Numa sociedade em que coexistem diversas correntes e em que suas influências se anulam ou se limitam mutuamente, ainda é possível escapar mais ou menos à inquisição do kitsch; o indivíduo pode salvaguardar sua originalidade e o artista criar obras inesperadas. Mas nos lugares em que um só movimento político detém todo o poder, todos se encontram sem escapatória no reino do kitsch totalitário.
Se digo ‘totalitário’ é porque nesse caso tudo o que possa prejudicar o kitsch é banido da vida: toda manifestação de individualismo (porque toda discordância é uma cusparada no rosto da fraternidade sorridente), todo ceticismo (porque quem começa duvidando do detalhe mais ínfimo acaba duvidando da própria vida), e ironia (porque no reino do kitsch tudo tem que ser levado a sério), mas também a mãe que abandona a família ou o homem que prefere os homens às mulheres ameaçando assim o slogan sacrossanto ‘amai-vos e multiplicai-vos’.
Desse ponto de vista, aquilo a que chamamos ‘gulag’ pode ser considerado uma fossa séptica em que o kitsch totalitário joga suas imundícies.” (p. 245-247)

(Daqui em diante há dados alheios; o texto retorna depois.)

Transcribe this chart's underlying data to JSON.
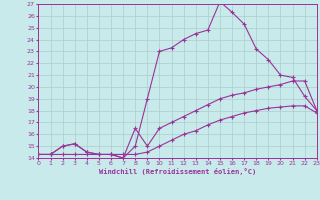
{
  "bg_color": "#c8eaea",
  "line_color": "#993399",
  "grid_color": "#aacccc",
  "xlabel": "Windchill (Refroidissement éolien,°C)",
  "ylim": [
    14,
    27
  ],
  "xlim": [
    0,
    23
  ],
  "yticks": [
    14,
    15,
    16,
    17,
    18,
    19,
    20,
    21,
    22,
    23,
    24,
    25,
    26,
    27
  ],
  "xticks": [
    0,
    1,
    2,
    3,
    4,
    5,
    6,
    7,
    8,
    9,
    10,
    11,
    12,
    13,
    14,
    15,
    16,
    17,
    18,
    19,
    20,
    21,
    22,
    23
  ],
  "line1_x": [
    0,
    1,
    2,
    3,
    4,
    5,
    6,
    7,
    8,
    9,
    10,
    11,
    12,
    13,
    14,
    15,
    16,
    17,
    18,
    19,
    20,
    21,
    22,
    23
  ],
  "line1_y": [
    14.3,
    14.3,
    15.0,
    15.2,
    14.5,
    14.3,
    14.3,
    14.0,
    16.5,
    15.0,
    16.5,
    17.0,
    17.5,
    18.0,
    18.5,
    19.0,
    19.3,
    19.5,
    19.8,
    20.0,
    20.2,
    20.5,
    20.5,
    18.0
  ],
  "line2_x": [
    0,
    1,
    2,
    3,
    4,
    5,
    6,
    7,
    8,
    9,
    10,
    11,
    12,
    13,
    14,
    15,
    16,
    17,
    18,
    19,
    20,
    21,
    22,
    23
  ],
  "line2_y": [
    14.3,
    14.3,
    14.3,
    14.3,
    14.3,
    14.3,
    14.3,
    14.3,
    14.3,
    14.5,
    15.0,
    15.5,
    16.0,
    16.3,
    16.8,
    17.2,
    17.5,
    17.8,
    18.0,
    18.2,
    18.3,
    18.4,
    18.4,
    17.8
  ],
  "line3_x": [
    0,
    1,
    2,
    3,
    4,
    5,
    6,
    7,
    8,
    9,
    10,
    11,
    12,
    13,
    14,
    15,
    16,
    17,
    18,
    19,
    20,
    21,
    22,
    23
  ],
  "line3_y": [
    14.3,
    14.3,
    15.0,
    15.2,
    14.5,
    14.3,
    14.3,
    14.0,
    15.0,
    19.0,
    23.0,
    23.3,
    24.0,
    24.5,
    24.8,
    27.2,
    26.3,
    25.3,
    23.2,
    22.3,
    21.0,
    20.8,
    19.2,
    18.0
  ]
}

“Com efeito, na mais cruel das épocas, os filmes soviéticos que inundavam os cinemas dos países comunistas eram impregnados de uma inocência incrível. O mais grave conflito concebível entre dois russos era o desentendimento amoroso: ele imagina que ela não o ama mais, e ela pensa a mesma coisa dele. No final, um cai nos braços do outro e lágrimas de felicidade escorrem pelo rosto.
A explicação convencional desses filmes, hoje em dia, é a seguinte: eles descreviam o ideal comunista, enquanto a realidade comunista era bem mais sombria.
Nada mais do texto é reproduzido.